Tuesday, June 11, 2013

Is It Time to Call it Quits?

Back in 2011 I wrote this blog post (read it if you wish) about losing my muse. Until I lost my muse, writing was so automatic, so real, the words and scenes and dialogue so vivid, that writing was really very easy for me. Then I lost my muse, and it's never returned. This loss happened just a month or two before I retired from the world of work. The loss of my muse was a terrible loss. Before very long it became apparent that it wasn't coming back, and it hasn't.

Despite that, writing was all I knew. It was still my dream, and I had (still have) much unfinished/unpolished material to work on. For the past three years I've been living off that surplus; yes, I've been living off the past. My short story collection The Gunman in Black was the first original fiction I'd written in three years. I've also written three more stories yet to be published. This appears to have been a temporary burst of creativity, because I've been unable to write anything new since February. In fact, I've been unable to write anything except a few blog posts and entries in my journal . As far as fiction goes, my mind seems to have become completely blank. I fear that my ability to write fiction has died.

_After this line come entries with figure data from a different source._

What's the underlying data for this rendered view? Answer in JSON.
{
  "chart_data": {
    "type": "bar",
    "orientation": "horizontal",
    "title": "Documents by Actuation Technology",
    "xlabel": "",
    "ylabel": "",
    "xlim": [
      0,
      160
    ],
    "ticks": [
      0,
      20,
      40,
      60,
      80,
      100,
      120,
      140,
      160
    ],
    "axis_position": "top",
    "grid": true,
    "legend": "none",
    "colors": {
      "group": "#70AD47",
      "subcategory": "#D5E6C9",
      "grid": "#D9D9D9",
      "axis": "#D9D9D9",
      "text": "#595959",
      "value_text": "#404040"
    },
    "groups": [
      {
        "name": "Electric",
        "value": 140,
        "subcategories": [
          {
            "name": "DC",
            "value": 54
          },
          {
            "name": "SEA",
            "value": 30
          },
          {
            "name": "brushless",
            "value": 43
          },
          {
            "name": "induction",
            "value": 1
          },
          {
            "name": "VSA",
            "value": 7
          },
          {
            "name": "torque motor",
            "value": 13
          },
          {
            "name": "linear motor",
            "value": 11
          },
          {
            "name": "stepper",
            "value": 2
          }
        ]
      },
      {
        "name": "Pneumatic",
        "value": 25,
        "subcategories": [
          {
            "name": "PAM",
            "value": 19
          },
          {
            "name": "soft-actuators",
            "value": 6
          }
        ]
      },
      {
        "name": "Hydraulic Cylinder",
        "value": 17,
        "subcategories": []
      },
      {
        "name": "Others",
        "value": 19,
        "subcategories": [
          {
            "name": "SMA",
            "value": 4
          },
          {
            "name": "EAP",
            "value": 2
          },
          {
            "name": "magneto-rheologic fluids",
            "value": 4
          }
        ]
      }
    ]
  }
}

The question has been floating around in my mind for a while now. Is it time to call it quits? The thought of trying to write a novel, to spend months and months, possible years, on it, struggling with every sentence, every scene, with all the complexities of creating a novel, seems an impossible task now. Lately, I haven't been able to even grasp the possibility of doing so. It just seems too difficult now. So, is it time to call it quits as a writer?

The desire to write still comes and goes. But it doesn't lead to action. So, I've been trying to accept the reality of my situation. Maybe it is time to call it quits.

Saturday, February 12, 2011

On Losing My Muse

I lost my muse about six months ago after suffering a severe bout of depression. Until then I had the ability to see the entire novel, the entire story, in one vision. I could see where changing a word here affected a word fifty pages away. My muse dictated dialogue. Writing was the easiest thing in the world for me to do. It flowed. Yet, when my reading groups read my work, they always found things to fix or improve. And, I have also never been published. Since I've lost my muse, writing is much more difficult, but in some ways I think it's better. When I do manage to write a chapter, or add to a scene, or whatever, it seems much more polished than before. I'm not sure losing my muse has been a totally bad thing. I just have to work harder, but the results seem to be better.